High levels of cold agglutinins, which are autoantibodies mostly of the IgM type, can bind to and induce the agglutination (or clumping) and destruction of red blood cells (RBCs) when exposed to cold temperatures. This causes hemolytic anemia.
What the cold agglutinin titer measures
The cold agglutinin (CA) titer refers to the number of dilutions after which the antibodies can still cause the agglutination of RBCs. It is a measure of autoantibody concentration and RBC-binding strength.
How the CA titer is determined
First, a blood sample is processed to obtain the plasma (the liquid portion of blood) by separating it from the blood cells. The plasma is then serially diluted and an equal amount of RBC solution is added to all the dilutions and incubated overnight at 4 C. These RBCs may be derived from the patient’s blood or obtained from commercial sources.
The sample is analyzed immediately for RBC clumping either by the eye or under a microscope. This is done quickly and at low temperatures because the binding of the antibody to the RBCs is temperature-dependent.
After reading the results, the samples are kept at 37 C for a couple of hours.
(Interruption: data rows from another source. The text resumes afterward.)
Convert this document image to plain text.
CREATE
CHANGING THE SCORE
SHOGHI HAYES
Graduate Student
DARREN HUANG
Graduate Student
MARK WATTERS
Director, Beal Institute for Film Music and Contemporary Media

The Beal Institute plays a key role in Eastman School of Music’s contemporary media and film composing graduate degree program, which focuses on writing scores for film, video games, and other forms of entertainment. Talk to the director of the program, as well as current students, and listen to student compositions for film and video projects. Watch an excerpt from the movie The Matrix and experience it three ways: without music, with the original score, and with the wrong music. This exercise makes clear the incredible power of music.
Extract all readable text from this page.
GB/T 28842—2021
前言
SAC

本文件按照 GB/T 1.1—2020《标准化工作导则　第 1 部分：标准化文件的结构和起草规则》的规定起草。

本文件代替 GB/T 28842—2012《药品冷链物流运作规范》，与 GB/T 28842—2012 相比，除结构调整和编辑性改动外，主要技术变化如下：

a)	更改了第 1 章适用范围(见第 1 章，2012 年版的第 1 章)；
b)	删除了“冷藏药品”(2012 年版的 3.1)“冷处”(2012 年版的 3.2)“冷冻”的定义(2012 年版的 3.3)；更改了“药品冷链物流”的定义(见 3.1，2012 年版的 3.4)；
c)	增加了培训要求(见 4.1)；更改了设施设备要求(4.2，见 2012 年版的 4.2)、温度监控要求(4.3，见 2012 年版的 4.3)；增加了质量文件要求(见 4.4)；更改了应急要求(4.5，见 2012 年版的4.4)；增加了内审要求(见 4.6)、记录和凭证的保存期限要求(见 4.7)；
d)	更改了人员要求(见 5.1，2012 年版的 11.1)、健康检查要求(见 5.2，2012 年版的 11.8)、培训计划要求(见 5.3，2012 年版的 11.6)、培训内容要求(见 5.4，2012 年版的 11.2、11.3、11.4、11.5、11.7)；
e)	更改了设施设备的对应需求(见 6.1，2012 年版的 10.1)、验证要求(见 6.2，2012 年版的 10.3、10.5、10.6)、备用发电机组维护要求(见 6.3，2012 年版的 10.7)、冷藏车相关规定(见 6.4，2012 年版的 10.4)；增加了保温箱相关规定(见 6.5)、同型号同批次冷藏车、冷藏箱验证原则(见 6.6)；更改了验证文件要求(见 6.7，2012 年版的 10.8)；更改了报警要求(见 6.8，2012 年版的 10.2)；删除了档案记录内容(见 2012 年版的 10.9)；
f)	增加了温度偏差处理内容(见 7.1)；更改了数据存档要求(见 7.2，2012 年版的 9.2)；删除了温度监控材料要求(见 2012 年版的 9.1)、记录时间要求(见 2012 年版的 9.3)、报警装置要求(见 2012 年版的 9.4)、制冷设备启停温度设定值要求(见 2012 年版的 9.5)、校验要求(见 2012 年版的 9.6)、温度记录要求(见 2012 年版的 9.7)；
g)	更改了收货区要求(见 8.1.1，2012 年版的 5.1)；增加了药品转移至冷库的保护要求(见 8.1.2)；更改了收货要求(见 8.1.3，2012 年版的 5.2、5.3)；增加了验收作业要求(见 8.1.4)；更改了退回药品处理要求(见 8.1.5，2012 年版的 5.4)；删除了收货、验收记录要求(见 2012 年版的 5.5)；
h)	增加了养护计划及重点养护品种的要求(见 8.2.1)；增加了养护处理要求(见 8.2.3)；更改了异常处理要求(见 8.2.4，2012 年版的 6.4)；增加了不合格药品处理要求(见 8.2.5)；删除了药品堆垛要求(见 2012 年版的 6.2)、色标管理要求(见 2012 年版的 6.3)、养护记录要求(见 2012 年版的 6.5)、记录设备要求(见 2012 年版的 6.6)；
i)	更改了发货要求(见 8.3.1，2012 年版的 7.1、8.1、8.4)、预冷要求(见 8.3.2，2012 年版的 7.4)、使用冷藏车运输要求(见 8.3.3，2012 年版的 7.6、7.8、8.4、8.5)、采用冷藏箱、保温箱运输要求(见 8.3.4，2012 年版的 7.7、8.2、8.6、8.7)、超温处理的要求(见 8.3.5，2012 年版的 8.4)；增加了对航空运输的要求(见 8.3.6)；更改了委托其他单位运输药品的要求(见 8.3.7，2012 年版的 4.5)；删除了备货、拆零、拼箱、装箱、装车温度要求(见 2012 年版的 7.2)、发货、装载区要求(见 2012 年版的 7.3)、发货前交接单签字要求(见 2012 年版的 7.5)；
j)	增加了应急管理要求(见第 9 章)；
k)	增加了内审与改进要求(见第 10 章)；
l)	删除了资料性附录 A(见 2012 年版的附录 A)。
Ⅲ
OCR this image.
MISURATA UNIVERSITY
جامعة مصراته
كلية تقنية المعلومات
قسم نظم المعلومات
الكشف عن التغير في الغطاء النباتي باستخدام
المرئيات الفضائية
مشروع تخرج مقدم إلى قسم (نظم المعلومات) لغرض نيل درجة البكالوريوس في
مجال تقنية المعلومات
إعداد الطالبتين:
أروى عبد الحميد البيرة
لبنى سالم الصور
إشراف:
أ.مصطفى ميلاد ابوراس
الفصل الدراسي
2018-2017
If the agglutination was caused by CA antibodies, it dissolves after this period.
Interpretation of the CA titer test results
The CA titer test results can be interpreted as follows:
- If CA antibodies are not present, RBCs will not agglutinate at either temperature (4 C or 37 C).
- If CA antibodies are present, RBCs will clump at the cold temperature but not at the higher temperature.
The titer is the highest dilution of the plasma at which agglutination of RBCs occurs in cold temperatures. A CA titer greater than or equal to 1:64 is considered a positive result for CAD. Most experts consider a titer above 1:512 to be clinically significant. Sometimes, a CA titer can be as high as 1:2048.